Technology is a literacy that is expected in higher education and in our economy. It is a universal language spoken by the entire world, regardless of the profession. Our current students will encounter one of the toughest job markets in generations. Gone are the days of falling into a profession and riding that wave for 30-plus years. However, it's not to say those jobs aren't still available. They are, but they're dwindling as automation and outsourcing continue to expand.
The contemporary job market requires us to adapt, continually learn, and apply various skill sets in many directions. We have to multitask, connect beyond the workday, and collaborate and connect both locally and globally. And while I am promoting that exposure to technology and digital tools is essential, we must do so responsibly. Teaching students how to balance technology usage along with offline socializing and interpersonal skills is essential. But it's irresponsible to proclaim that technology simply distracts, diminishes social skills, and holds lesser value than other content areas. And to do so not only lets our students down, but also negates the mission statements emblazoned on the walls of our schools.

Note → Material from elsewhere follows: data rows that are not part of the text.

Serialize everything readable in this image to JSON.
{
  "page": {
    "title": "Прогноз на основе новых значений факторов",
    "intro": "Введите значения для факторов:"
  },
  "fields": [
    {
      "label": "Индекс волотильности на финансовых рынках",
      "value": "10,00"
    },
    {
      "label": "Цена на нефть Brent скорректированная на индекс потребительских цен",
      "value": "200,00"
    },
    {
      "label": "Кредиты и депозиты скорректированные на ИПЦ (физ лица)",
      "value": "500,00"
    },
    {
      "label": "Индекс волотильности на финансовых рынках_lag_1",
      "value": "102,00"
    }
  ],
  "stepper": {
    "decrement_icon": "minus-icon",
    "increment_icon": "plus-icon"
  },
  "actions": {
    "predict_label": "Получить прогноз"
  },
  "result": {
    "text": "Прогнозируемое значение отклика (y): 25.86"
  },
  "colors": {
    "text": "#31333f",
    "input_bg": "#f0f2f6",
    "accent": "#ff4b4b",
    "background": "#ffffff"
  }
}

It's equally important to expose students to information literacy skill sets. As databases grow and information continues to evolve into paperless formats, it is essential to teach students how to question effectively and efficiently. In a world flooded with information to read, libraries have never been more important. Along with digital and information literacy skill sets, it's still vital that we promote and encourage a love of reading across all formats -- along with a facility for questioning, analyzing, discerning and synthesizing with other media.